Pour obtenir un nombre entier et en fonction des fréquences disponibles dans les blocs électroniques modernes la valeur de 200/11 a été retenue. Le diviseur par 11 existe en effet de façon courante et ceci nous mène à une cadence de 18,181818… avec des 18 à l’infini. C’est très proche de 18 et le nombre d’échantillons sonores est ramené au chiffre rond de 2640. De la même façon les forts en calcul auront déjà constatés que l’autre cadence archives compliquée est celle de 22 images par seconde. Cette dernière a été remplacée par la valeur 240/11 soit une cadence de 21,818181… avec des 81 à l’infini mais avec un nombre entier d’échantillons.

Nous allons maintenant expliquer quelques enjeux économiques liés aux cadences. Un petit retour en arrière nous ramène au temps de la projection mécanique. Si l’on accélère légèrement la projection en passant par exemple de 24 à 25 images par seconde, la hauteur du son va être modifiée ; la bande sonore sera un peu plus aigüe. De même les mouvements seront très légèrement accélérés. Mais la perception humaine est telle que cela passera largement inaperçu. L’inverse n’est pas vrai, en ce sens qu’un ralentissement de 25 à 24 images par seconde rend un son plus grave qui est beaucoup plus perceptible.

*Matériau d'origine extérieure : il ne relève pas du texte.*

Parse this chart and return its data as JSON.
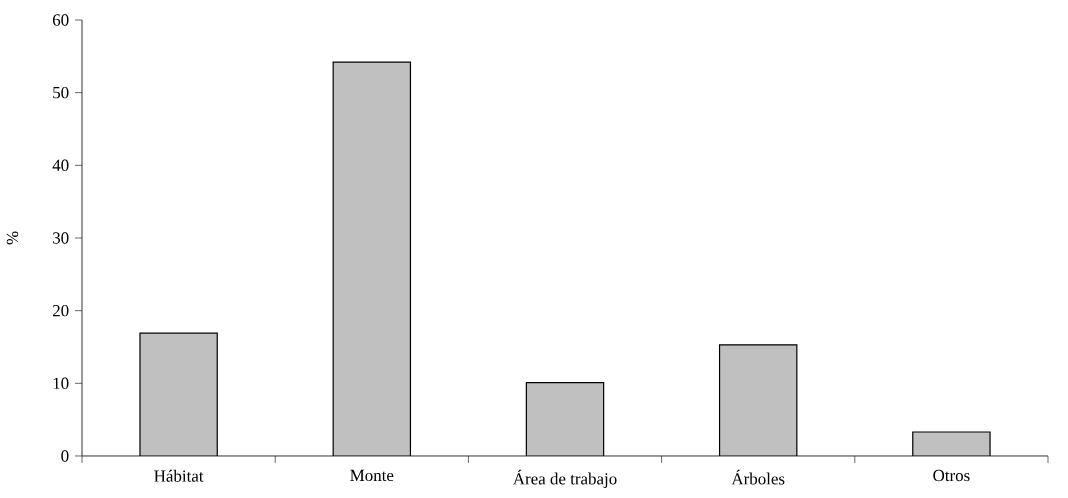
{
  "chart_data": {
    "type": "bar",
    "ylabel": "%",
    "categories": [
      "Hábitat",
      "Monte",
      "Área de trabajo",
      "Árboles",
      "Otros"
    ],
    "values": [
      16.9,
      54.2,
      10.1,
      15.3,
      3.3
    ],
    "color": "#c0c0c0",
    "ylim": [
      0,
      60
    ],
    "yticks": [
      0,
      10,
      20,
      30,
      40,
      50,
      60
    ],
    "grid": false
  }
}
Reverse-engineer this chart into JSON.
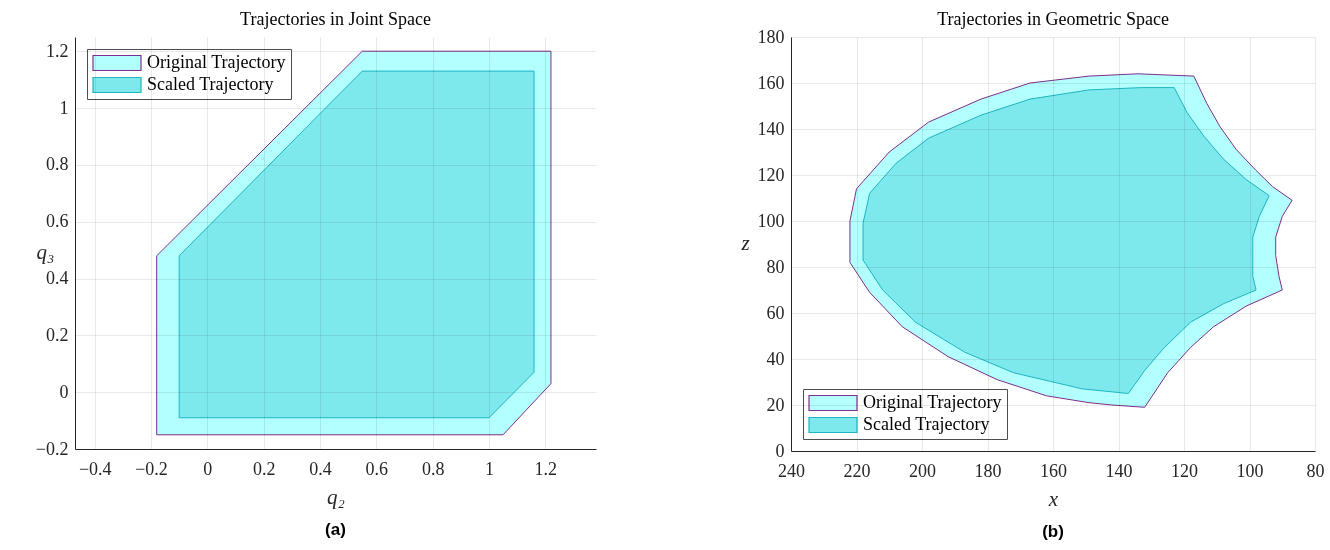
{
  "chart_data": [
    {
      "type": "area",
      "title": "Trajectories in Joint Space",
      "xlabel": "q₂",
      "ylabel": "q₃",
      "annotations": [
        "(a)"
      ],
      "series": [
        {
          "name": "Original Trajectory",
          "color": "#b3ffff",
          "x": [
            -0.18,
            0.55,
            1.22,
            1.22,
            1.05,
            -0.18
          ],
          "values": [
            0.48,
            1.2,
            1.2,
            0.03,
            -0.15,
            -0.15
          ]
        },
        {
          "name": "Scaled Trajectory",
          "color": "#7ee9ed",
          "x": [
            -0.1,
            0.55,
            1.16,
            1.16,
            1,
            -0.1
          ],
          "values": [
            0.48,
            1.13,
            1.13,
            0.07,
            -0.09,
            -0.09
          ]
        }
      ],
      "xlim": [
        -0.47,
        1.38
      ],
      "ylim": [
        -0.2,
        1.25
      ],
      "xticks": [
        -0.4,
        -0.2,
        0,
        0.2,
        0.4,
        0.6,
        0.8,
        1,
        1.2
      ],
      "yticks": [
        -0.2,
        0,
        0.2,
        0.4,
        0.6,
        0.8,
        1,
        1.2
      ],
      "grid": true,
      "legend": "top left"
    },
    {
      "type": "area",
      "title": "Trajectories in Geometric Space",
      "xlabel": "x",
      "ylabel": "z",
      "annotations": [
        "(b)"
      ],
      "series": [
        {
          "name": "Original Trajectory",
          "color": "#b3ffff",
          "x": [
            220,
            210,
            198,
            182,
            167,
            149,
            134,
            117,
            113,
            109,
            104,
            98,
            93,
            87,
            90,
            92,
            92,
            91,
            90,
            101,
            111,
            118,
            125,
            132,
            142,
            149,
            162,
            177,
            192,
            206,
            216,
            222,
            222
          ],
          "values": [
            114,
            130,
            143,
            153,
            160,
            163,
            164,
            163,
            151,
            141,
            131,
            122,
            115,
            109,
            102,
            93,
            85,
            76,
            70,
            63,
            54,
            45,
            34,
            19,
            20,
            21,
            24,
            31,
            41,
            54,
            69,
            82,
            100
          ]
        },
        {
          "name": "Scaled Trajectory",
          "color": "#7ee9ed",
          "x": [
            216,
            208,
            198,
            182,
            167,
            149,
            133,
            123,
            119,
            114,
            108,
            101,
            94,
            97,
            99,
            99,
            99,
            98,
            108,
            118,
            126,
            132,
            137,
            144,
            151,
            157,
            172,
            187,
            202,
            212,
            218,
            218
          ],
          "values": [
            112,
            125,
            136,
            146,
            153,
            157,
            158,
            158,
            147,
            137,
            127,
            118,
            111,
            102,
            93,
            85,
            76,
            70,
            64,
            56,
            45,
            35,
            25,
            26,
            27,
            29,
            34,
            43,
            56,
            70,
            83,
            99
          ]
        }
      ],
      "xlim": [
        240,
        80
      ],
      "ylim": [
        0,
        180
      ],
      "xticks": [
        240,
        220,
        200,
        180,
        160,
        140,
        120,
        100,
        80
      ],
      "yticks": [
        0,
        20,
        40,
        60,
        80,
        100,
        120,
        140,
        160,
        180
      ],
      "grid": true,
      "legend": "bottom left"
    }
  ]
}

Ce petit jeu d’accélération, en apparence inoffensif, permet cependant de réduire la durée de projection d’un film. En poussant un peu l’accélération cela a permis à certains d’ajouter un passage de plus par jour pour certains films. La séance de plus peut rapporter de façon appréciable si on se débrouille bien.

Le numérique ne permet pas ce petit jeu. La constitution des blocs de données images et sons et les horloges programmées des ensembles électroniques n’offrent pas de contournements faciles. Il faut voir plutôt le côté positif des contraintes. Le fait qu’un système puisse projeter des contenus à 24, 25 et 30 images par seconde ouvre de nouvelles possibilités.

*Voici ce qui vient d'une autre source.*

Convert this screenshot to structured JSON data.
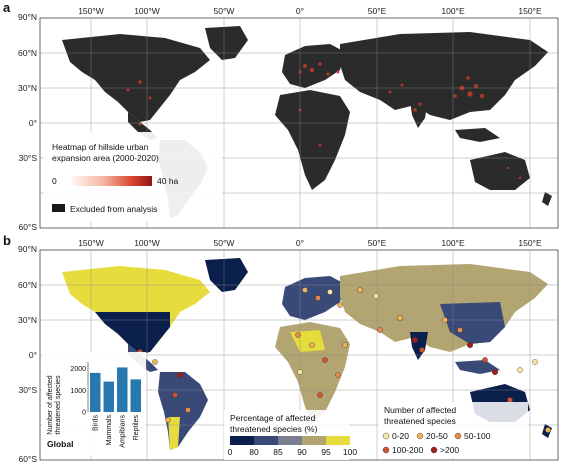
{
  "panel_a": {
    "letter": "a",
    "lat_ticks": [
      "90°N",
      "60°N",
      "30°N",
      "0°",
      "30°S",
      "60°S"
    ],
    "lon_ticks": [
      "150°W",
      "100°W",
      "50°W",
      "0°",
      "50°E",
      "100°E",
      "150°E"
    ],
    "legend_title_line1": "Heatmap of hillside urban",
    "legend_title_line2": "expansion area (2000-2020)",
    "legend_min": "0",
    "legend_max": "40 ha",
    "excluded_label": "Excluded from analysis",
    "colors": {
      "land": "#2b2b2b",
      "ocean": "#ffffff",
      "heat_low": "#fbe3da",
      "heat_high": "#9e1b1b"
    }
  },
  "panel_b": {
    "letter": "b",
    "lat_ticks": [
      "90°N",
      "60°N",
      "30°N",
      "0°",
      "30°S",
      "60°S"
    ],
    "lon_ticks": [
      "150°W",
      "100°W",
      "50°W",
      "0°",
      "50°E",
      "100°E",
      "150°E"
    ],
    "pct_legend_title_line1": "Percentage of affected",
    "pct_legend_title_line2": "threatened species (%)",
    "pct_legend_ticks": [
      "0",
      "80",
      "85",
      "90",
      "95",
      "100"
    ],
    "pct_colors": [
      "#0b1f4d",
      "#3a4a78",
      "#7a7f8f",
      "#b3a572",
      "#e7dc3d"
    ],
    "species_legend_title_line1": "Number of affected",
    "species_legend_title_line2": "threatened species",
    "species_classes": [
      {
        "label": "0-20",
        "color": "#f2e6a0"
      },
      {
        "label": "20-50",
        "color": "#f0b458"
      },
      {
        "label": "50-100",
        "color": "#e68a4a"
      },
      {
        "label": "100-200",
        "color": "#cf5330"
      },
      {
        "label": ">200",
        "color": "#a01d1d"
      }
    ]
  },
  "inset": {
    "ylabel_line1": "Number of affected",
    "ylabel_line2": "threatened species",
    "y_ticks": [
      "0",
      "1000",
      "2000"
    ],
    "title": "Global",
    "bar_color": "#2a78b0"
  },
  "chart_data": {
    "type": "bar",
    "title": "Global",
    "categories": [
      "Birds",
      "Mammals",
      "Ampibians",
      "Reptiles"
    ],
    "values": [
      1800,
      1400,
      2050,
      1500
    ],
    "ylabel": "Number of affected threatened species",
    "ylim": [
      0,
      2300
    ]
  }
}
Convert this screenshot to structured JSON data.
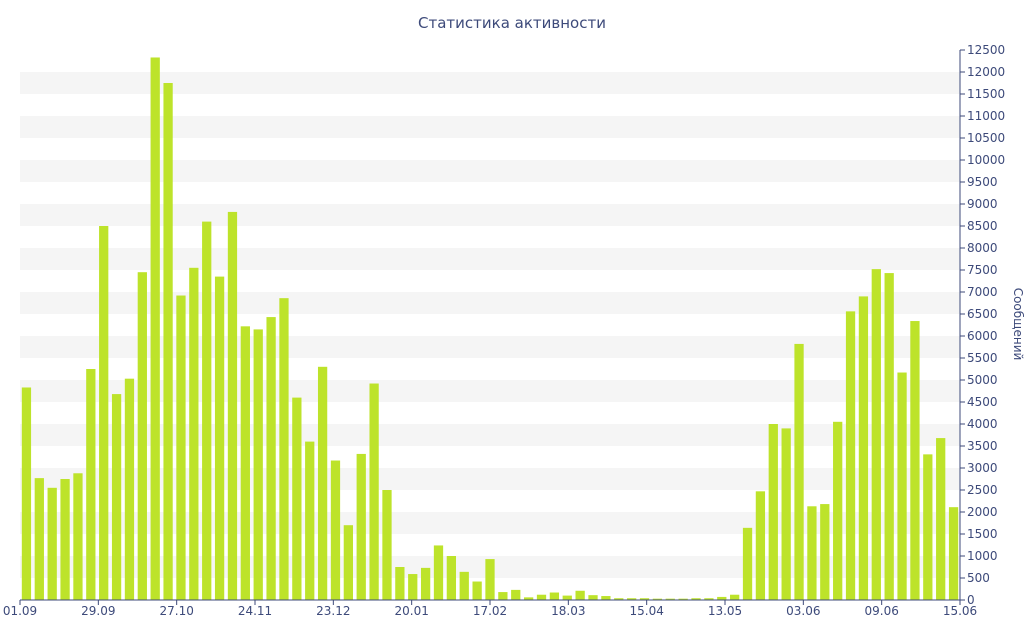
{
  "chart_data": {
    "type": "bar",
    "title": "Статистика активности",
    "xlabel": "",
    "ylabel": "Сообщений",
    "ylim": [
      0,
      12500
    ],
    "y_ticks": [
      0,
      500,
      1000,
      1500,
      2000,
      2500,
      3000,
      3500,
      4000,
      4500,
      5000,
      5500,
      6000,
      6500,
      7000,
      7500,
      8000,
      8500,
      9000,
      9500,
      10000,
      10500,
      11000,
      11500,
      12000,
      12500
    ],
    "x_tick_labels": [
      "01.09",
      "29.09",
      "27.10",
      "24.11",
      "23.12",
      "20.01",
      "17.02",
      "18.03",
      "15.04",
      "13.05",
      "03.06",
      "09.06",
      "15.06"
    ],
    "bar_color": "#bde32a",
    "band_color": "#f5f5f5",
    "axis_color": "#3d4a7a",
    "grid": "horizontal bands",
    "series": [
      {
        "values": [
          4830,
          2770,
          2550,
          2750,
          2880,
          5250,
          8500,
          4680,
          5030,
          7450,
          12330,
          11750,
          6920,
          7550,
          8600,
          7350,
          8820,
          6220,
          6150,
          6430,
          6860,
          4600,
          3600,
          5300,
          3170,
          1700,
          3320,
          4920,
          2500,
          750,
          590,
          730,
          1240,
          1000,
          640,
          420,
          930,
          180,
          230,
          60,
          120,
          170,
          100,
          210,
          110,
          90,
          40,
          40,
          40,
          30,
          30,
          30,
          40,
          40,
          70,
          120,
          1640,
          2470,
          4000,
          3900,
          5820,
          2130,
          2180,
          4050,
          6560,
          6900,
          7520,
          7430,
          5170,
          6340,
          3310,
          3680,
          2110
        ]
      }
    ]
  }
}
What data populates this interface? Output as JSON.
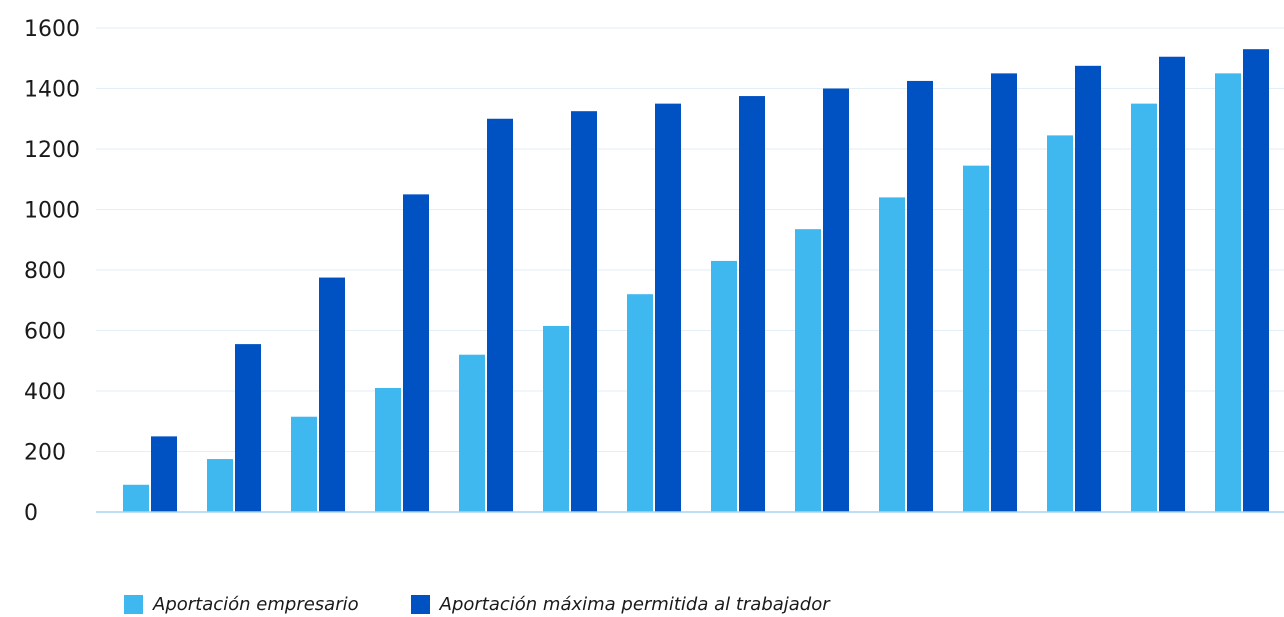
{
  "chart_data": {
    "type": "bar",
    "title": "",
    "xlabel": "",
    "ylabel": "",
    "ylim": [
      0,
      1600
    ],
    "yticks": [
      0,
      200,
      400,
      600,
      800,
      1000,
      1200,
      1400,
      1600
    ],
    "grid": true,
    "legend_position": "bottom-left",
    "category_count": 14,
    "series": [
      {
        "name": "Aportación empresario",
        "color": "#3fb8f0",
        "values": [
          90,
          175,
          315,
          410,
          520,
          615,
          720,
          830,
          935,
          1040,
          1145,
          1245,
          1350,
          1450
        ]
      },
      {
        "name": "Aportación máxima permitida al trabajador",
        "color": "#0051c2",
        "values": [
          250,
          555,
          775,
          1050,
          1300,
          1325,
          1350,
          1375,
          1400,
          1425,
          1450,
          1475,
          1505,
          1530
        ]
      }
    ]
  }
}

En effet la télévision est basée sur une cadence d’image différente de celle du film. Pour les Etats-Unis et d’autre pays ayant adopté le système couleur américain la télévision est à 30 images par seconde. En Europe elle est de 25 images par seconde. Pour passer des films ou des publicités qui ont été tournées pour la télévision il fallait autrefois en Europe faire quelques opérations loin d’être gratuites. Le film pouvait être passé à une cadence inférieure (25 à 24) à condition de convertir la bande sonore ; l’opération consiste à allonger la durée de cette bande sonore tout en remontant la tonalité pour éviter la perception de descente dans les graves.

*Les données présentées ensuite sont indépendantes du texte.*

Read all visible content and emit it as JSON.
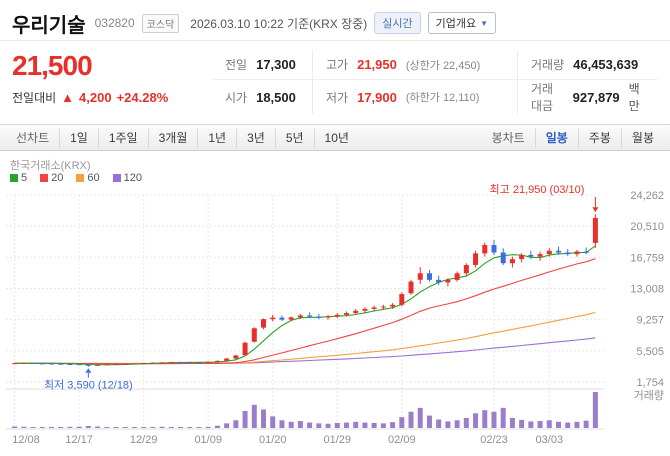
{
  "header": {
    "title": "우리기술",
    "code": "032820",
    "market_badge": "코스닥",
    "datetime": "2026.03.10 10:22",
    "datetime_suffix": "기준(KRX 장중)",
    "realtime_badge": "실시간",
    "overview_button": "기업개요",
    "overview_caret": "▼"
  },
  "price": {
    "current": "21,500",
    "change_label": "전일대비",
    "change_arrow": "▲",
    "change_value": "4,200",
    "change_percent": "+24.28%"
  },
  "info_table": {
    "rows": [
      [
        {
          "label": "전일",
          "value": "17,300"
        },
        {
          "label": "고가",
          "value": "21,950",
          "extra": "(상한가 22,450)"
        },
        {
          "label": "거래량",
          "value": "46,453,639"
        }
      ],
      [
        {
          "label": "시가",
          "value": "18,500"
        },
        {
          "label": "저가",
          "value": "17,900",
          "extra": "(하한가 12,110)"
        },
        {
          "label": "거래대금",
          "value": "927,879",
          "unit": "백만"
        }
      ]
    ]
  },
  "toolbar": {
    "left": [
      "선차트",
      "1일",
      "1주일",
      "3개월",
      "1년",
      "3년",
      "5년",
      "10년"
    ],
    "right": [
      "봉차트",
      "일봉",
      "주봉",
      "월봉"
    ],
    "selected": "일봉"
  },
  "chart_data": {
    "type": "candlestick",
    "exchange_label": "한국거래소(KRX)",
    "volume_label": "거래량",
    "up_color": "#e8302a",
    "down_color": "#3c6ce0",
    "vol_color": "#9b7ec9",
    "ma_padding_close": 4000,
    "ma_legend": [
      {
        "label": "5",
        "window": 5,
        "color": "#27a427"
      },
      {
        "label": "20",
        "window": 20,
        "color": "#f04343"
      },
      {
        "label": "60",
        "window": 60,
        "color": "#f2a13c"
      },
      {
        "label": "120",
        "window": 120,
        "color": "#9d6fd4"
      }
    ],
    "y_axis": {
      "ticks": [
        {
          "label": "24,262",
          "value": 24262
        },
        {
          "label": "20,510",
          "value": 20510
        },
        {
          "label": "16,759",
          "value": 16759
        },
        {
          "label": "13,008",
          "value": 13008
        },
        {
          "label": "9,257",
          "value": 9257
        },
        {
          "label": "5,505",
          "value": 5505
        },
        {
          "label": "1,754",
          "value": 1754
        }
      ]
    },
    "x_axis": {
      "ticks": [
        {
          "label": "12/08",
          "index": 0
        },
        {
          "label": "12/17",
          "index": 7
        },
        {
          "label": "12/29",
          "index": 14
        },
        {
          "label": "01/09",
          "index": 21
        },
        {
          "label": "01/20",
          "index": 28
        },
        {
          "label": "01/29",
          "index": 35
        },
        {
          "label": "02/09",
          "index": 42
        },
        {
          "label": "02/23",
          "index": 52
        },
        {
          "label": "03/03",
          "index": 58
        }
      ]
    },
    "annotation_high": {
      "text": "최고 21,950 (03/10)",
      "index": 63,
      "value": 21950,
      "color": "#e8302a"
    },
    "annotation_low": {
      "text": "최저 3,590 (12/18)",
      "index": 8,
      "value": 3590,
      "color": "#3c6ce0"
    },
    "candles_format": [
      "open",
      "high",
      "low",
      "close",
      "volume_millions"
    ],
    "candles": [
      [
        4000,
        4060,
        3950,
        4020,
        2.0
      ],
      [
        4020,
        4080,
        3960,
        4040,
        1.6
      ],
      [
        4040,
        4070,
        3970,
        4000,
        1.3
      ],
      [
        4000,
        4050,
        3940,
        3980,
        1.1
      ],
      [
        3980,
        4030,
        3900,
        3950,
        1.4
      ],
      [
        3950,
        4010,
        3880,
        3920,
        1.2
      ],
      [
        3920,
        3980,
        3850,
        3900,
        1.5
      ],
      [
        3900,
        3950,
        3800,
        3850,
        1.7
      ],
      [
        3850,
        3900,
        3590,
        3700,
        2.6
      ],
      [
        3700,
        3860,
        3680,
        3830,
        1.9
      ],
      [
        3830,
        3910,
        3790,
        3880,
        1.3
      ],
      [
        3880,
        3950,
        3840,
        3920,
        1.1
      ],
      [
        3920,
        3990,
        3880,
        3950,
        0.9
      ],
      [
        3950,
        4010,
        3900,
        3980,
        0.8
      ],
      [
        3980,
        4060,
        3930,
        4030,
        1.2
      ],
      [
        4030,
        4110,
        3990,
        4080,
        1.4
      ],
      [
        4080,
        4160,
        4030,
        4120,
        1.6
      ],
      [
        4120,
        4190,
        4060,
        4150,
        1.3
      ],
      [
        4150,
        4210,
        4090,
        4130,
        1.1
      ],
      [
        4130,
        4190,
        4070,
        4110,
        1.0
      ],
      [
        4110,
        4170,
        4050,
        4100,
        1.1
      ],
      [
        4100,
        4210,
        4060,
        4180,
        1.5
      ],
      [
        4180,
        4350,
        4120,
        4300,
        3.0
      ],
      [
        4300,
        4650,
        4250,
        4580,
        6.0
      ],
      [
        4580,
        5050,
        4500,
        4950,
        10.0
      ],
      [
        4980,
        6600,
        4900,
        6480,
        22.0
      ],
      [
        6600,
        8350,
        6500,
        8220,
        30.0
      ],
      [
        8300,
        9400,
        8100,
        9320,
        24.0
      ],
      [
        9320,
        9850,
        9050,
        9500,
        15.0
      ],
      [
        9500,
        9780,
        9080,
        9260,
        10.0
      ],
      [
        9260,
        9640,
        9060,
        9540,
        8.0
      ],
      [
        9540,
        9940,
        9340,
        9760,
        9.0
      ],
      [
        9760,
        10140,
        9440,
        9620,
        7.0
      ],
      [
        9620,
        9930,
        9340,
        9520,
        6.0
      ],
      [
        9520,
        9840,
        9250,
        9650,
        5.5
      ],
      [
        9650,
        10050,
        9440,
        9840,
        6.5
      ],
      [
        9840,
        10250,
        9640,
        10060,
        7.0
      ],
      [
        10060,
        10540,
        9840,
        10330,
        8.0
      ],
      [
        10330,
        10750,
        10050,
        10550,
        7.0
      ],
      [
        10550,
        10940,
        10240,
        10730,
        6.5
      ],
      [
        10730,
        11050,
        10430,
        10840,
        6.0
      ],
      [
        10840,
        11250,
        10540,
        11050,
        7.5
      ],
      [
        11050,
        12550,
        10850,
        12340,
        14.0
      ],
      [
        12440,
        14060,
        12240,
        13840,
        21.0
      ],
      [
        14060,
        15570,
        13540,
        14840,
        26.0
      ],
      [
        14840,
        15240,
        13840,
        14050,
        16.0
      ],
      [
        14050,
        14550,
        13440,
        13730,
        11.0
      ],
      [
        13730,
        14240,
        13240,
        14040,
        8.5
      ],
      [
        14040,
        15050,
        13840,
        14840,
        10.0
      ],
      [
        14840,
        16050,
        14540,
        15840,
        13.0
      ],
      [
        15840,
        17550,
        15540,
        17240,
        19.0
      ],
      [
        17240,
        18550,
        16840,
        18240,
        23.0
      ],
      [
        18240,
        18850,
        17040,
        17340,
        21.0
      ],
      [
        17340,
        17850,
        15840,
        16050,
        26.0
      ],
      [
        16050,
        16850,
        15540,
        16540,
        13.0
      ],
      [
        16540,
        17250,
        16140,
        17050,
        10.5
      ],
      [
        17050,
        17550,
        16540,
        16840,
        8.5
      ],
      [
        16840,
        17450,
        16340,
        17150,
        9.0
      ],
      [
        17150,
        17850,
        16840,
        17550,
        10.0
      ],
      [
        17550,
        18050,
        17050,
        17340,
        8.0
      ],
      [
        17340,
        17750,
        16940,
        17150,
        7.0
      ],
      [
        17150,
        17650,
        16840,
        17450,
        8.0
      ],
      [
        17450,
        17950,
        17150,
        17300,
        9.5
      ],
      [
        18500,
        21950,
        17900,
        21500,
        46.5
      ]
    ]
  }
}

Le numérique permet donc de passer des films produits pour la télévision sans opération complexe induite par le changement de cadence. Cela est particulièrement intéressant pour la publicité qui peut envisager un seul tournage pour les deux media.

Je spécifie en Europe car le passage de 30 à 24 est plus facile que celui de 25 à 24. Les mêmes forts en calcul auront remarqué que le plus petit multiple commun de 24 et 30 est 120. Si on ajoute en plus que du fait du principe de l’entrelacement en télévision la cadence est de 60 trames par seconde, il apparaît que des stratégies de conversion peuvent se mettre en place à partir de cette cadence sans trop de calculs compliqués. Pour être complet le plus petit commun multiple de 24 et 25 est 600.

Ces caractéristiques de la projection numérique ont un effet bénéfique pour le marché Européen. Mais la mondialisation a aussi quelques inconvénients. Les cadences de 25 et 50 images par seconde sont optionnelles comme on l’a vu. Et il n’est pas très surprenant qu’il soit très difficile de les rendre, sinon obligatoires, du moins plus officielles internationalement. Au moins, en France, le Centre National du Cinéma œuvre pour qu’elles soient disponibles dans nos salles nationales.